Static Cold Storage and Machine Perfusion: Redefining the Role of Preservation and Perfusate Solutions

Abstract

Static cold storage (SCS) remains the most widely used method of liver graft preservation due to its simplicity, accessibility, and reduced cost in transplantation practice. Since the invention of the University of Wisconsin (UW) solution, several alternative preservation solutions—including histidine–tryptophan–ketoglutarate (HTK), Celsior, and more recently IGL-1 and IGL-2—have been formulated to optimize cellular and vascular protection during cold ischemia.
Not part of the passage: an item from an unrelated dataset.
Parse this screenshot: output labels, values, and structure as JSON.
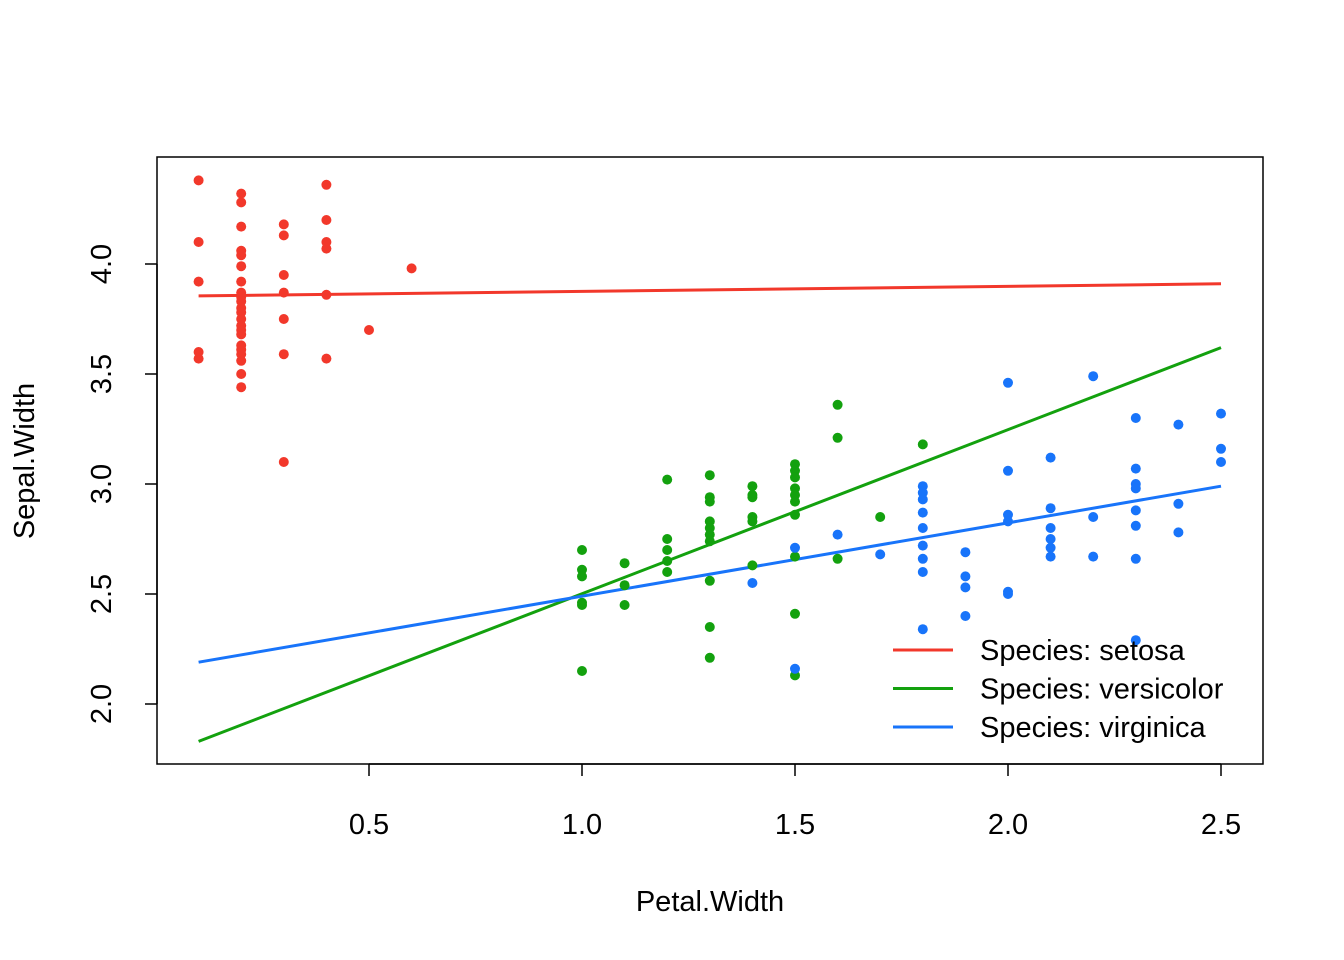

More recently, the introduction of dynamic perfusion techniques, such as hypothermic oxygenated perfusion (HOPE) and normothermic machine perfusion (NMP), approximately fifteen years ago, has further enhanced transplantation protocols, being applied either alone or in combination with traditional SCS to ensure optimal graft preservation prior to implantation. Despite these technological advances, achieving fully effective dynamic perfusion remains a key challenge for improving outcomes in vulnerable grafts, particularly steatotic or marginal livers. This review details how Polyethylene Glycol 35 (PEG35)-based solutions activate multiple cytoprotective pathways during SCS, including AMP-activated protein kinase (AMPK), nitric oxide (NO) production, and the antioxidant transcription factor Nrf2. We propose that these molecular mechanisms serve as a form of preconditioning that is synergistically leveraged by HOPE to preserve mitochondrial function, endothelial glycocalyx integrity, and microvascular homeostasis. Furthermore, the oncotic and rheological properties of PEG35 reduce perfusate viscosity, mitigating shear stress and microcirculatory damage during dynamic perfusion—effects that are further enhanced by NO- and AMPK-mediated protection initiated during the SCS phase. This integrated approach provides a strong rationale for combining PEG35-mediated SCS with HOPE, particularly for grafts with high susceptibility to ischemia–reperfusion injury, such as fatty livers. Finally, we highlight emerging avenues in graft preservation, including the design of unified perfusion solutions that optimize endothelial, mitochondrial, and redox protection, with the potential to improve post-transplant outcomes and extend applicability to other solid organ grafts.